Powertrain and Range
Like we mentioned in our previous drive report of the Hyundai Kona Electric, India gets the smaller 136 PS, 39.2 kWh lithium-ion battery with a 100kW motor that powers the front wheels. Internationally, it is said to have a range of about 289 km but here due to the different testing cycle of ARAI the electric-SUV claims to run for 452 kilometres on a full charge. In real-world conditions, expect a range of a reassuring 225 km approximately, which take care of the usual range anxiety.

For the price, you get two charging kits with Hyundai Kona Electric. A basic 2.8 kW portable cable charger which can be plugged into a standard electric socket takes about 19 hours for a full charge. Apart from this you also get a Rs 70,000 worth 7.2 kW AC box charger that can be mounted to your garage wall and takes about 6 hours to juice-up the Hyundai Kona Electric completely.

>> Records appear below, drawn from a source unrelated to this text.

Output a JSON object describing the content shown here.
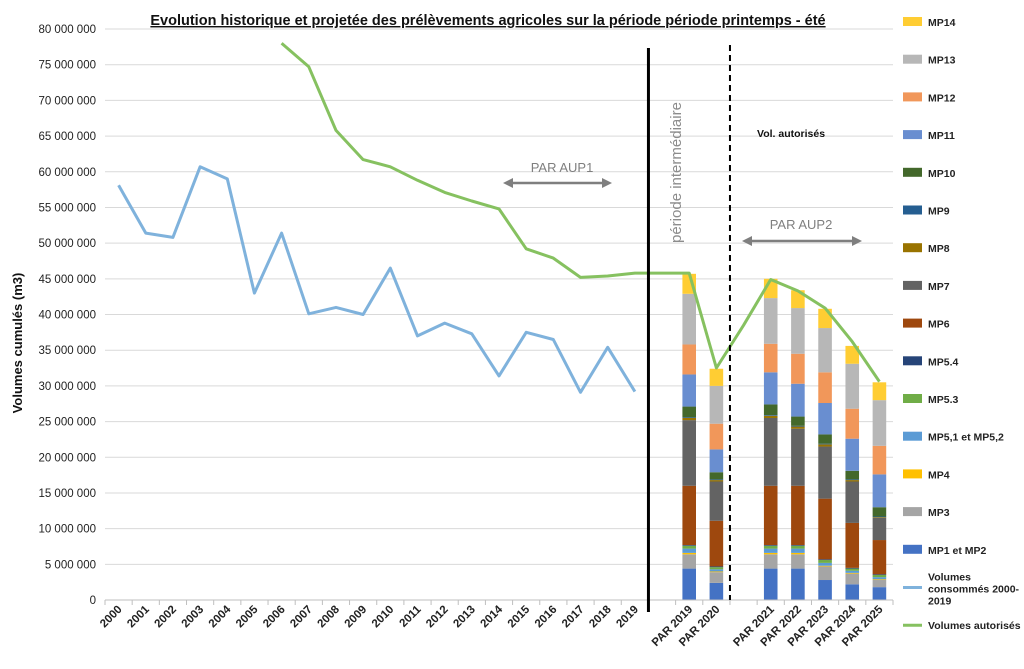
{
  "chart_data": {
    "type": "bar",
    "title": "Evolution historique et projetée des prélèvements agricoles sur la période période printemps - été",
    "ylabel": "Volumes cumulés (m3)",
    "ylim": [
      0,
      80000000
    ],
    "ytick_step": 5000000,
    "grid": true,
    "legend_position": "right",
    "categories": [
      "2000",
      "2001",
      "2002",
      "2003",
      "2004",
      "2005",
      "2006",
      "2007",
      "2008",
      "2009",
      "2010",
      "2011",
      "2012",
      "2013",
      "2014",
      "2015",
      "2016",
      "2017",
      "2018",
      "2019",
      "",
      "PAR 2019",
      "PAR 2020",
      "",
      "PAR 2021",
      "PAR 2022",
      "PAR 2023",
      "PAR 2024",
      "PAR 2025"
    ],
    "lines": [
      {
        "name": "Volumes consommés 2000-2019",
        "color": "#7fb2dc",
        "values": [
          58100000,
          51400000,
          50800000,
          60700000,
          59000000,
          43000000,
          51400000,
          40100000,
          41000000,
          40000000,
          46500000,
          37000000,
          38800000,
          37300000,
          31400000,
          37500000,
          36500000,
          29100000,
          35400000,
          29200000,
          null,
          null,
          null,
          null,
          null,
          null,
          null,
          null,
          null
        ]
      },
      {
        "name": "Volumes autorisés",
        "color": "#86c160",
        "values": [
          null,
          null,
          null,
          null,
          null,
          null,
          78000000,
          74700000,
          65800000,
          61700000,
          60700000,
          58800000,
          57100000,
          55900000,
          54800000,
          49200000,
          47900000,
          45200000,
          45400000,
          45800000,
          45800000,
          45800000,
          32500000,
          38500000,
          44900000,
          43300000,
          40900000,
          36200000,
          30600000
        ]
      }
    ],
    "stacks": [
      {
        "name": "MP1 et MP2",
        "color": "#4472c4",
        "values": [
          4400000,
          2400000,
          4400000,
          4400000,
          2800000,
          2200000,
          1800000
        ]
      },
      {
        "name": "MP3",
        "color": "#a5a5a5",
        "values": [
          2000000,
          1500000,
          2000000,
          2000000,
          1900000,
          1500000,
          1000000
        ]
      },
      {
        "name": "MP4",
        "color": "#ffc000",
        "values": [
          200000,
          100000,
          200000,
          200000,
          100000,
          100000,
          100000
        ]
      },
      {
        "name": "MP5,1 et MP5,2",
        "color": "#5b9bd5",
        "values": [
          600000,
          300000,
          600000,
          600000,
          400000,
          300000,
          300000
        ]
      },
      {
        "name": "MP5.3",
        "color": "#70ad47",
        "values": [
          400000,
          300000,
          400000,
          400000,
          400000,
          300000,
          300000
        ]
      },
      {
        "name": "MP5.4",
        "color": "#264478",
        "values": [
          100000,
          100000,
          100000,
          100000,
          100000,
          100000,
          100000
        ]
      },
      {
        "name": "MP6",
        "color": "#9e480e",
        "values": [
          8300000,
          6400000,
          8300000,
          8300000,
          8500000,
          6300000,
          4800000
        ]
      },
      {
        "name": "MP7",
        "color": "#636363",
        "values": [
          9200000,
          5500000,
          9500000,
          8000000,
          7300000,
          5800000,
          3100000
        ]
      },
      {
        "name": "MP8",
        "color": "#997300",
        "values": [
          300000,
          200000,
          300000,
          300000,
          300000,
          200000,
          100000
        ]
      },
      {
        "name": "MP9",
        "color": "#255e91",
        "values": [
          100000,
          100000,
          100000,
          100000,
          100000,
          100000,
          100000
        ]
      },
      {
        "name": "MP10",
        "color": "#43682b",
        "values": [
          1500000,
          1000000,
          1500000,
          1300000,
          1300000,
          1200000,
          1300000
        ]
      },
      {
        "name": "MP11",
        "color": "#698ed0",
        "values": [
          4500000,
          3200000,
          4500000,
          4600000,
          4400000,
          4500000,
          4600000
        ]
      },
      {
        "name": "MP12",
        "color": "#f1975a",
        "values": [
          4200000,
          3600000,
          4000000,
          4200000,
          4300000,
          4200000,
          4000000
        ]
      },
      {
        "name": "MP13",
        "color": "#b7b7b7",
        "values": [
          7100000,
          5300000,
          6400000,
          6400000,
          6200000,
          6300000,
          6400000
        ]
      },
      {
        "name": "MP14",
        "color": "#ffcd33",
        "values": [
          2800000,
          2400000,
          2700000,
          2500000,
          2700000,
          2500000,
          2500000
        ]
      }
    ],
    "stack_categories": [
      "PAR 2019",
      "PAR 2020",
      "PAR 2021",
      "PAR 2022",
      "PAR 2023",
      "PAR 2024",
      "PAR 2025"
    ],
    "annotations": {
      "aup1": "PAR AUP1",
      "aup2": "PAR AUP2",
      "intermediate": "période intermédiaire",
      "authorized": "Vol. autorisés"
    },
    "legend_order": [
      "MP14",
      "MP13",
      "MP12",
      "MP11",
      "MP10",
      "MP9",
      "MP8",
      "MP7",
      "MP6",
      "MP5.4",
      "MP5.3",
      "MP5,1 et MP5,2",
      "MP4",
      "MP3",
      "MP1 et MP2",
      "Volumes consommés 2000-2019",
      "Volumes autorisés"
    ]
  }
}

The latter takes just an hour to provide a charge to last for 50 kilometres.

Driving Dynamics
Thankfully, the Hyundai Kona Electric I was testing had enough charge for me to pit it against India’s premium race track – the Buddh International Circuit. I dab on the D for the drive button to engage the single-speed reduction gearbox. The best thing about an electric car on a race track is that it delivers instant surge. The entire 395 Nm of torque is at your service from the moment you’ve selected the Drive mode. No turbo lag, no gear shifts, just heap full of linear propulsion and a whizzing electric motor. And faint tyre noise and nothing else. The feeling is surreal and a complete contrast to IC cars I’ve driven at BIC earlier.

The Hyundai Kona Electric gets four driving modes Eco, Eco Plus, Comfort and Sport. Eco Plus is by far the most efficient. For an electric car, this one drives surprisingly well and feels peppy enough at city speeds. Hyundai Kona Electric claims a 0-100 km/h time of 9.7 seconds and we hope to test it once we get some more time with the e-SUV. (Also Read: Audi e-tron 55 quattro First Drive Review)

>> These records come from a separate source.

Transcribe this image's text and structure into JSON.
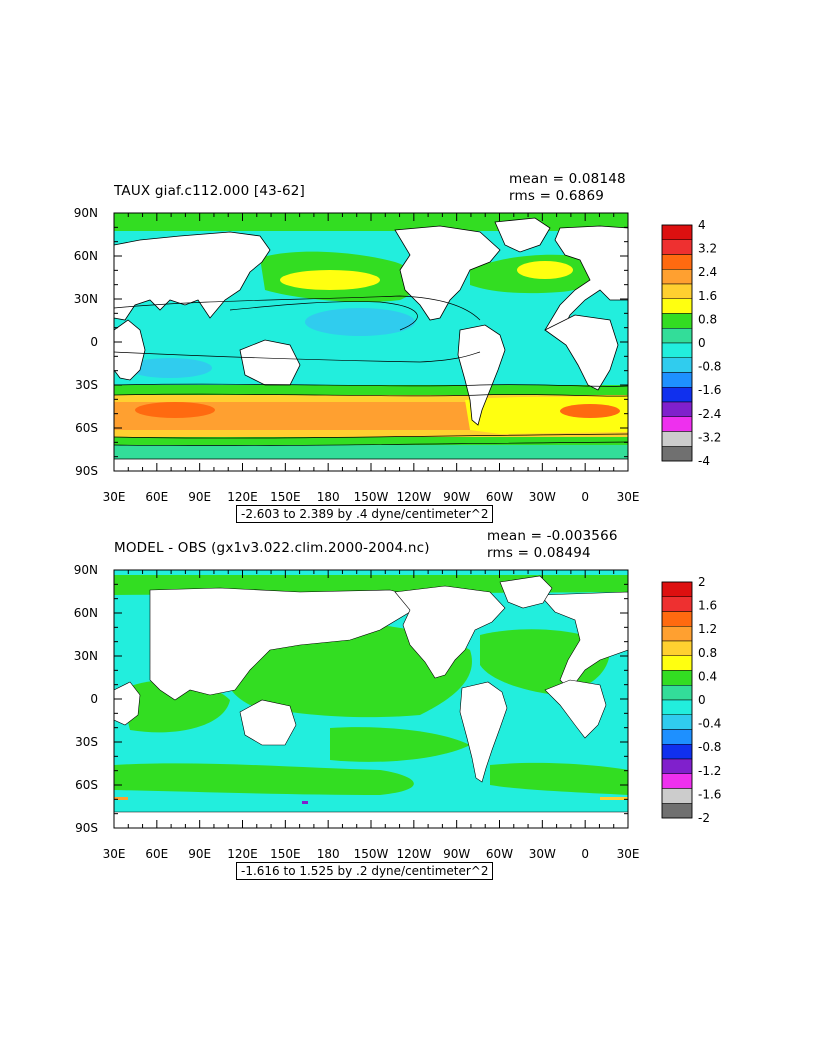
{
  "lon_ticks": [
    "30E",
    "60E",
    "90E",
    "120E",
    "150E",
    "180",
    "150W",
    "120W",
    "90W",
    "60W",
    "30W",
    "0",
    "30E"
  ],
  "lat_ticks": [
    "90N",
    "60N",
    "30N",
    "0",
    "30S",
    "60S",
    "90S"
  ],
  "panels": [
    {
      "title": "TAUX giaf.c112.000 [43-62]",
      "mean_text": "mean = 0.08148",
      "rms_text": "rms = 0.6869",
      "range_text": "-2.603 to 2.389 by .4 dyne/centimeter^2",
      "legend_labels": [
        "4",
        "3.2",
        "2.4",
        "1.6",
        "0.8",
        "0",
        "-0.8",
        "-1.6",
        "-2.4",
        "-3.2",
        "-4"
      ],
      "legend_colors": [
        "#dd1010",
        "#ee3030",
        "#ff6a10",
        "#ffa030",
        "#ffd030",
        "#ffff10",
        "#33dd22",
        "#33dd99",
        "#22eedd",
        "#30ccee",
        "#1e90ff",
        "#1030ee",
        "#8020cc",
        "#ee30ee",
        "#cccccc",
        "#707070"
      ]
    },
    {
      "title": "MODEL - OBS (gx1v3.022.clim.2000-2004.nc)",
      "mean_text": "mean = -0.003566",
      "rms_text": "rms = 0.08494",
      "range_text": "-1.616 to 1.525 by .2 dyne/centimeter^2",
      "legend_labels": [
        "2",
        "1.6",
        "1.2",
        "0.8",
        "0.4",
        "0",
        "-0.4",
        "-0.8",
        "-1.2",
        "-1.6",
        "-2"
      ],
      "legend_colors": [
        "#dd1010",
        "#ee3030",
        "#ff6a10",
        "#ffa030",
        "#ffd030",
        "#ffff10",
        "#33dd22",
        "#33dd99",
        "#22eedd",
        "#30ccee",
        "#1e90ff",
        "#1030ee",
        "#8020cc",
        "#ee30ee",
        "#cccccc",
        "#707070"
      ]
    }
  ]
}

Hyundai Kona Electric Sarmad Kadiri drive review

Ride and Handling
The handling is like other Hyundai hatchbacks available in the market. It’s light and effortless to use with decent feedback, though lacking a bit in terms of feel. The suspension on the smooth tarmac of the racetrack didn’t feel too soft and helped restrain bodyroll. On pothole riddle public roads the setup might feel a bit firm and there can be a feeling of heaviness with fast-pace change of direction, thanks to the battery stacks.

Our short track drive experience of the Hyundai Kona Electric got over rather quickly. Rolling into the pit-lane I anchored the Kona using the steering-mounted paddle-shifters that manage the brake energy regen. To think of it, this can be a pretty good everyday city car with zero-emission and low running cost.

Price and Running Cost
Hyundai claim it’s one-fifth of what a similar-sized conventional crossover like the Creta petrol’s running cost per kilometre. That would be less than a rupee/km for the Hyundai Kona Electric! The EV with fewer moving parts should also be cheaper to maintain. This should help justify the electric SUV’s steep asking price of Rs 25.30 lakh (ex-showroom). With the whole paradigm shift towards electric and the new benefits offered by the government, the Hyundai Kona Electric does make good sense after all.